There are many seasonal patterns in the US market. For example holiday effects, the end of month effect, the first day of month, and, of course, the ‘Sell in May and go away’ strategy. However, there is also a investing only in winter seasonality.
However, today we will be looking at a variation of the ‘Sell in May and go away’ seasonal pattern using International stock ETFs. The question we asked ourselves is: Does the stock market perform best during winter?
In this article we are going to look at another way to look at the ‘Sell in may and go away’ pattern, develop a seasonal trading strategy and backtest the idea.
Seasonalities in International stock ETFs
There is a pretty popular seasonality pattern in the market called ‘sell in May and go away’ (until October). As you probably know, the performance during these months tends to be lower than in the period from November till April.
Given that the period between May and October corresponds primarily to summer in the US we thought about backtesting the performance of avoiding investing in countries when it is summer and only invest during winter.
This means that instead of selling and holding cash, during May till October we would invest in countries where it is not summer, unlike the US, such as Australia and Latin America.
One of the reasons why this might work is because investors and money managers are on vacations or not working so hard during the months of the summer (?), hence the activity is lower. However, is hypothesis true? The only way to answer this is to create a strategy and do a backtest.
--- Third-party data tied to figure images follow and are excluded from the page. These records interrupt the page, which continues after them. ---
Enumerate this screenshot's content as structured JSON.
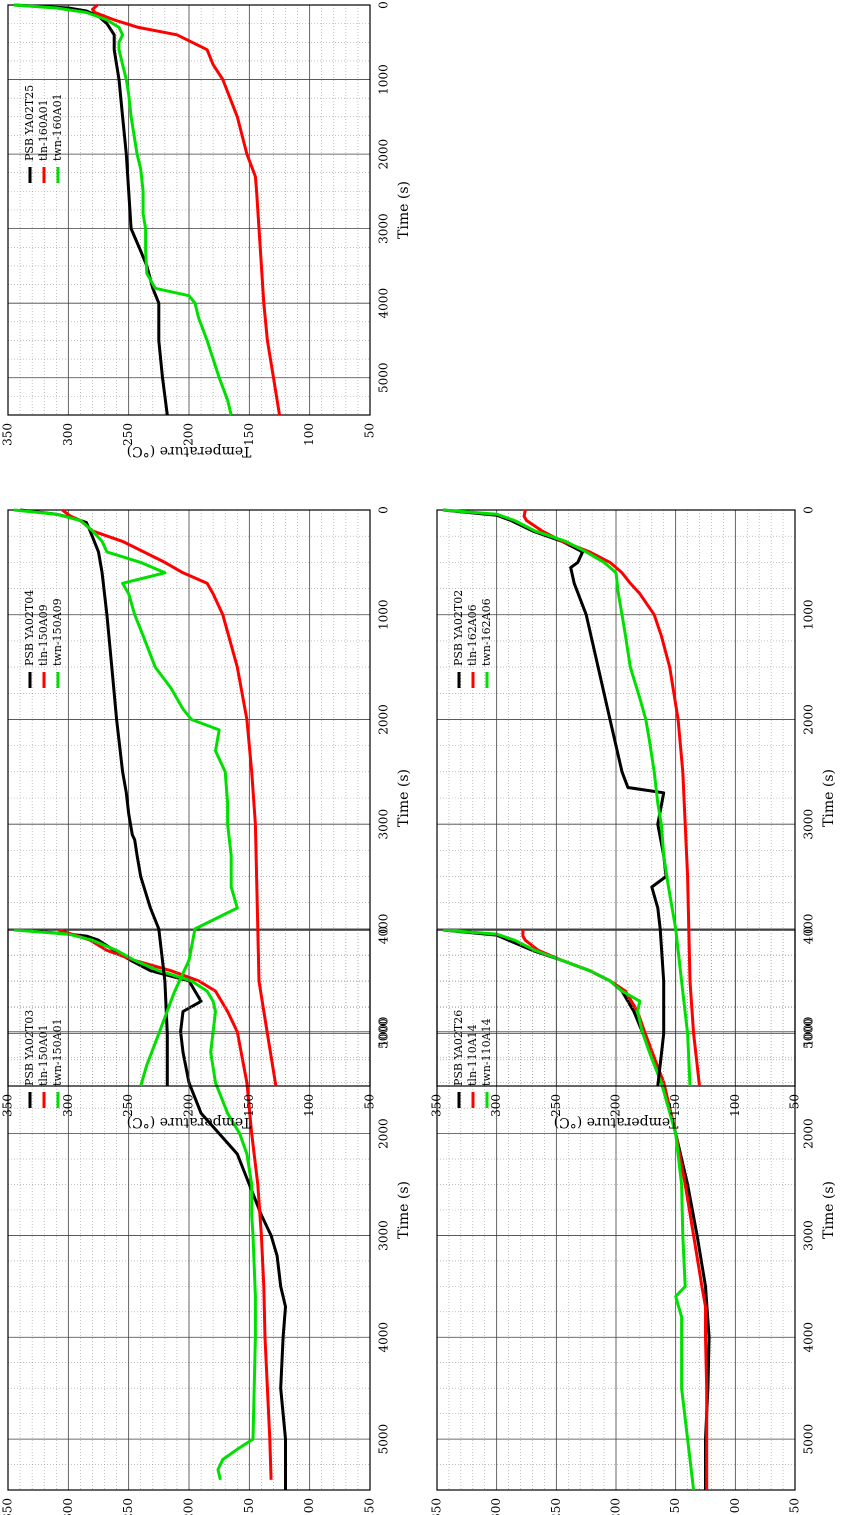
{
  "figure": {
    "colors": {
      "tln": "#ff0000",
      "PSB": "#000000",
      "twn": "#00e000"
    },
    "shared_axis_labels": {
      "xlabel": "Time (s)",
      "ylabel": "Temperature (°C)"
    }
  },
  "chart_data": [
    {
      "type": "line",
      "id": "T03",
      "xlabel": "Time (s)",
      "ylabel": "Temperature (°C)",
      "xlim": [
        0,
        5500
      ],
      "ylim": [
        50,
        350
      ],
      "grid": true,
      "legend_position": "top-right",
      "xticks": [
        "0",
        "1000",
        "2000",
        "3000",
        "4000",
        "5000"
      ],
      "yticks": [
        "350",
        "300",
        "250",
        "200",
        "150",
        "100",
        "50"
      ],
      "series": [
        {
          "name": "PSB YA02T03",
          "color": "#000000",
          "x": [
            0,
            40,
            60,
            100,
            200,
            300,
            400,
            500,
            600,
            700,
            800,
            1000,
            1200,
            1500,
            1800,
            2000,
            2200,
            2500,
            2800,
            3000,
            3200,
            3500,
            3700,
            4000,
            4500,
            5000,
            5500
          ],
          "y": [
            340,
            300,
            285,
            275,
            262,
            248,
            232,
            200,
            195,
            190,
            205,
            207,
            205,
            200,
            190,
            175,
            160,
            150,
            140,
            132,
            127,
            124,
            120,
            122,
            124,
            120,
            120
          ]
        },
        {
          "name": "tln-150A01",
          "color": "#ff0000",
          "x": [
            0,
            60,
            100,
            200,
            300,
            400,
            500,
            600,
            800,
            1000,
            1500,
            2000,
            2500,
            3000,
            3500,
            4000,
            4500,
            5000,
            5400
          ],
          "y": [
            308,
            292,
            282,
            268,
            245,
            215,
            192,
            178,
            168,
            160,
            152,
            148,
            143,
            140,
            138,
            137,
            135,
            133,
            132
          ]
        },
        {
          "name": "twn-150A01",
          "color": "#00e000",
          "x": [
            0,
            40,
            100,
            200,
            300,
            400,
            500,
            600,
            700,
            800,
            1000,
            1200,
            1500,
            1800,
            2000,
            2200,
            2500,
            2800,
            3000,
            3300,
            3600,
            4000,
            4500,
            5000,
            5100,
            5200,
            5300,
            5400
          ],
          "y": [
            345,
            300,
            280,
            260,
            245,
            225,
            198,
            185,
            180,
            178,
            180,
            182,
            178,
            168,
            158,
            152,
            148,
            148,
            147,
            146,
            145,
            145,
            146,
            147,
            160,
            172,
            176,
            174
          ]
        }
      ]
    },
    {
      "type": "line",
      "id": "T04",
      "xlabel": "Time (s)",
      "ylabel": "Temperature (°C)",
      "xlim": [
        0,
        5500
      ],
      "ylim": [
        50,
        350
      ],
      "grid": true,
      "legend_position": "top-right",
      "xticks": [
        "0",
        "1000",
        "2000",
        "3000",
        "4000",
        "5000"
      ],
      "yticks": [
        "350",
        "300",
        "250",
        "200",
        "150",
        "100",
        "50"
      ],
      "series": [
        {
          "name": "PSB YA02T04",
          "color": "#000000",
          "x": [
            0,
            40,
            80,
            120,
            200,
            400,
            600,
            1000,
            1500,
            2000,
            2500,
            2700,
            2900,
            3100,
            3150,
            3300,
            3500,
            3800,
            4000,
            4500,
            5000,
            5500
          ],
          "y": [
            340,
            310,
            295,
            285,
            282,
            275,
            272,
            268,
            264,
            260,
            255,
            252,
            250,
            247,
            245,
            243,
            240,
            232,
            225,
            220,
            218,
            218
          ]
        },
        {
          "name": "tln-150A09",
          "color": "#ff0000",
          "x": [
            0,
            60,
            100,
            200,
            300,
            500,
            600,
            700,
            800,
            1000,
            1500,
            2000,
            2500,
            3000,
            3500,
            4000,
            4500,
            5000,
            5500
          ],
          "y": [
            305,
            298,
            290,
            280,
            255,
            220,
            205,
            185,
            180,
            172,
            160,
            152,
            148,
            145,
            144,
            143,
            142,
            135,
            128
          ]
        },
        {
          "name": "twn-150A09",
          "color": "#00e000",
          "x": [
            0,
            40,
            100,
            200,
            300,
            400,
            500,
            600,
            700,
            800,
            1000,
            1200,
            1500,
            1700,
            1900,
            2000,
            2100,
            2300,
            2500,
            2800,
            3000,
            3300,
            3600,
            3800,
            4000,
            4300,
            4600,
            5000,
            5300,
            5500
          ],
          "y": [
            345,
            310,
            290,
            280,
            272,
            268,
            240,
            220,
            255,
            250,
            245,
            238,
            228,
            215,
            205,
            198,
            175,
            178,
            170,
            168,
            168,
            165,
            165,
            160,
            195,
            200,
            212,
            225,
            235,
            240
          ]
        }
      ]
    },
    {
      "type": "line",
      "id": "T25",
      "xlabel": "Time (s)",
      "ylabel": "Temperature (°C)",
      "xlim": [
        0,
        5500
      ],
      "ylim": [
        50,
        350
      ],
      "grid": true,
      "legend_position": "top-right",
      "xticks": [
        "0",
        "1000",
        "2000",
        "3000",
        "4000",
        "5000"
      ],
      "yticks": [
        "350",
        "300",
        "250",
        "200",
        "150",
        "100",
        "50"
      ],
      "series": [
        {
          "name": "PSB YA02T25",
          "color": "#000000",
          "x": [
            0,
            40,
            80,
            150,
            250,
            400,
            600,
            1000,
            1500,
            2000,
            2500,
            3000,
            3300,
            3500,
            3800,
            4000,
            4500,
            5000,
            5500
          ],
          "y": [
            345,
            300,
            285,
            275,
            268,
            262,
            262,
            258,
            255,
            252,
            250,
            248,
            240,
            235,
            230,
            225,
            225,
            222,
            218
          ]
        },
        {
          "name": "tln-160A01",
          "color": "#ff0000",
          "x": [
            0,
            60,
            100,
            200,
            300,
            400,
            600,
            800,
            1000,
            1500,
            2000,
            2300,
            2500,
            3000,
            3500,
            4000,
            4500,
            5000,
            5500
          ],
          "y": [
            276,
            280,
            278,
            262,
            242,
            210,
            185,
            180,
            172,
            160,
            152,
            145,
            144,
            142,
            140,
            138,
            135,
            130,
            125
          ]
        },
        {
          "name": "twn-160A01",
          "color": "#00e000",
          "x": [
            0,
            40,
            100,
            200,
            300,
            400,
            500,
            600,
            800,
            1000,
            1200,
            1500,
            1800,
            2000,
            2200,
            2500,
            2800,
            3000,
            3300,
            3600,
            3800,
            3900,
            4000,
            4200,
            4500,
            5000,
            5300,
            5500
          ],
          "y": [
            345,
            310,
            285,
            268,
            258,
            255,
            258,
            258,
            255,
            252,
            250,
            248,
            245,
            243,
            240,
            238,
            238,
            236,
            236,
            235,
            228,
            200,
            195,
            192,
            185,
            175,
            168,
            165
          ]
        }
      ]
    },
    {
      "type": "line",
      "id": "T26",
      "xlabel": "Time (s)",
      "ylabel": "Temperature (°C)",
      "xlim": [
        0,
        5500
      ],
      "ylim": [
        50,
        350
      ],
      "grid": true,
      "legend_position": "top-right",
      "xticks": [
        "0",
        "1000",
        "2000",
        "3000",
        "4000",
        "5000"
      ],
      "yticks": [
        "350",
        "300",
        "250",
        "200",
        "150",
        "100",
        "50"
      ],
      "series": [
        {
          "name": "PSB YA02T26",
          "color": "#000000",
          "x": [
            0,
            50,
            100,
            200,
            300,
            400,
            500,
            600,
            800,
            1000,
            1200,
            1500,
            2000,
            2500,
            3000,
            3500,
            4000,
            4500,
            5000,
            5500
          ],
          "y": [
            345,
            300,
            290,
            270,
            245,
            222,
            205,
            195,
            185,
            178,
            170,
            160,
            150,
            140,
            132,
            125,
            122,
            123,
            125,
            125
          ]
        },
        {
          "name": "tln-110A14",
          "color": "#ff0000",
          "x": [
            0,
            60,
            100,
            200,
            300,
            400,
            500,
            600,
            800,
            1000,
            1500,
            2000,
            2500,
            3000,
            3500,
            3700,
            4000,
            4500,
            5000,
            5500
          ],
          "y": [
            278,
            278,
            276,
            265,
            245,
            222,
            205,
            192,
            182,
            176,
            160,
            150,
            142,
            135,
            128,
            125,
            125,
            124,
            124,
            124
          ]
        },
        {
          "name": "twn-110A14",
          "color": "#00e000",
          "x": [
            0,
            40,
            100,
            200,
            300,
            400,
            500,
            600,
            700,
            800,
            1000,
            1200,
            1500,
            2000,
            2500,
            3000,
            3500,
            3600,
            3800,
            4000,
            4500,
            5000,
            5500
          ],
          "y": [
            345,
            300,
            285,
            268,
            245,
            222,
            205,
            195,
            180,
            182,
            178,
            172,
            162,
            150,
            145,
            144,
            142,
            150,
            145,
            145,
            145,
            140,
            135
          ]
        }
      ]
    },
    {
      "type": "line",
      "id": "T02",
      "xlabel": "Time (s)",
      "ylabel": "Temperature (°C)",
      "xlim": [
        0,
        5500
      ],
      "ylim": [
        50,
        350
      ],
      "grid": true,
      "legend_position": "top-right",
      "xticks": [
        "0",
        "1000",
        "2000",
        "3000",
        "4000",
        "5000"
      ],
      "yticks": [
        "350",
        "300",
        "250",
        "200",
        "150",
        "100",
        "50"
      ],
      "series": [
        {
          "name": "PSB YA02T02",
          "color": "#000000",
          "x": [
            0,
            50,
            100,
            200,
            300,
            400,
            500,
            550,
            700,
            1000,
            1500,
            2000,
            2500,
            2650,
            2700,
            3000,
            3300,
            3500,
            3600,
            3800,
            4000,
            4500,
            5000,
            5500
          ],
          "y": [
            345,
            300,
            288,
            270,
            245,
            228,
            232,
            238,
            235,
            225,
            215,
            205,
            195,
            190,
            160,
            165,
            160,
            158,
            170,
            165,
            163,
            160,
            160,
            165
          ]
        },
        {
          "name": "tln-162A06",
          "color": "#ff0000",
          "x": [
            0,
            60,
            100,
            200,
            300,
            400,
            500,
            600,
            700,
            800,
            1000,
            1200,
            1500,
            2000,
            2500,
            3000,
            3500,
            4000,
            4500,
            5000,
            5500
          ],
          "y": [
            276,
            277,
            275,
            262,
            245,
            222,
            205,
            195,
            188,
            180,
            168,
            162,
            155,
            148,
            144,
            142,
            140,
            139,
            138,
            135,
            130
          ]
        },
        {
          "name": "twn-162A06",
          "color": "#00e000",
          "x": [
            0,
            40,
            100,
            200,
            300,
            400,
            500,
            600,
            800,
            1000,
            1200,
            1500,
            1800,
            2000,
            2200,
            2500,
            2800,
            3000,
            3300,
            3600,
            4000,
            4500,
            5000,
            5500
          ],
          "y": [
            345,
            300,
            285,
            268,
            242,
            225,
            210,
            200,
            198,
            195,
            192,
            188,
            180,
            175,
            172,
            168,
            165,
            162,
            160,
            156,
            150,
            145,
            140,
            138
          ]
        }
      ]
    }
  ]
}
Investing only in Winter – trading rules
The trading rules of this strategy are pretty simple:
- From November until April we invest in countries where it is winter such as the United States, Japan and Europe.
- From May until October we invest in countries where it is winter such as Australia, South Africa and Latin America.
Investing only in the Winter – backtest
We create two portfolios, both equally weighted:
- The first one, the ‘North Portfolio’, includes the SPY, EWJ and VGK.
- The other one, the ‘South Portfolio’, is composed of ILF, EWA, and EZA.
We started the backtest in 2005. The data is adjusted for dividends. Here is the equity curve:
Here are some metrics and performance statistics:
- CAGR is 4.01% (SPY buy and hold is 9.19%)
- Maximum drawdown is 64.34%
- Standard deviation is 25.14 (SPY is 19.50)
The strategy did not perform as we would have expected. It turns out, the ‘Sell in may and go away’ isn’t about summer or winter, it’s about the actual period between the months May and October.
Moreover, there is much research and papers that confirms the existence of this pattern not only in the US, but also in other equity markets around the world.
Consider the following table. It shows the average monthly return in the May-October period and the November-April period.
In all ETFs the ‘Sell in May and go away’ pattern confirms itself.
Investing only in the Winter – conclusion
To sum up, there is no summer or winter effect in stocks.
We backtested a trading strategy where we invested only when it’s winter, meaning we rotated between two portfolios composed of ETFs of two different parts of the world, and it didn’t work well. Also, we confirm that the ‘Sell in May and go away’ pattern works not only in the US, but also internationally.